The truck used at Christmas belongs to a Polish carrier, and the Polish driver of the vehicle was found shot dead in the cabin. The Bild newspaper reported that he was alive until the attack occurred. The newspaper quoted an investigator as saying there must have been a fight with the attacker, who may have been injured.
The Islamic state took responsibility for the action, as it did with the Bastille Day attack in France.
The director of the German Criminal Detectives Association, Andre Schulz, told the nation's television station Tuesday night that police expect to make another arrest soon.
"I am relatively confident that perhaps tomorrow, or in the near future, we may present a new suspect," he said.
Police arrested another suspect in the early hours of Wednesday morning, but released him a little later, according to RBB.
The head of the Interior Ministry group of the 16 German federal states, Klaus Bouillon, said that stricter security measures had to be taken.

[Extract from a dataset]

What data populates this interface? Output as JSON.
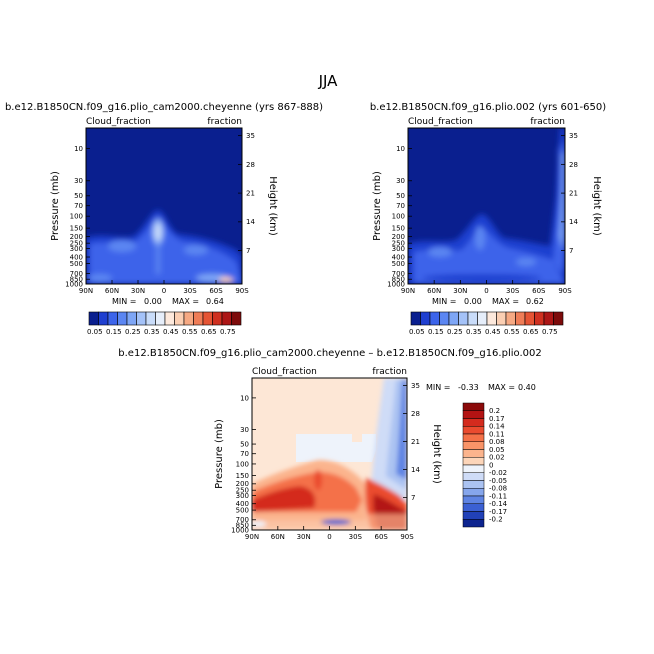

"We want to increase the police presence and strengthen the protection of the Christmas markets, we will have more patrols, the agents will have machine guns, we want to make access to markets more difficult, with vehicles parked through them," Bouillon told the Passauer Neue Presse newspaper on Wednesday .
Some politicians have blamed Merkel's open-door immigration policy for making such attacks more likely. The anti-immigrant Alternative to Germany (AfD), which gained support in the last two years as the chancellor's popularity slump, said on Tuesday that her country was no longer safe.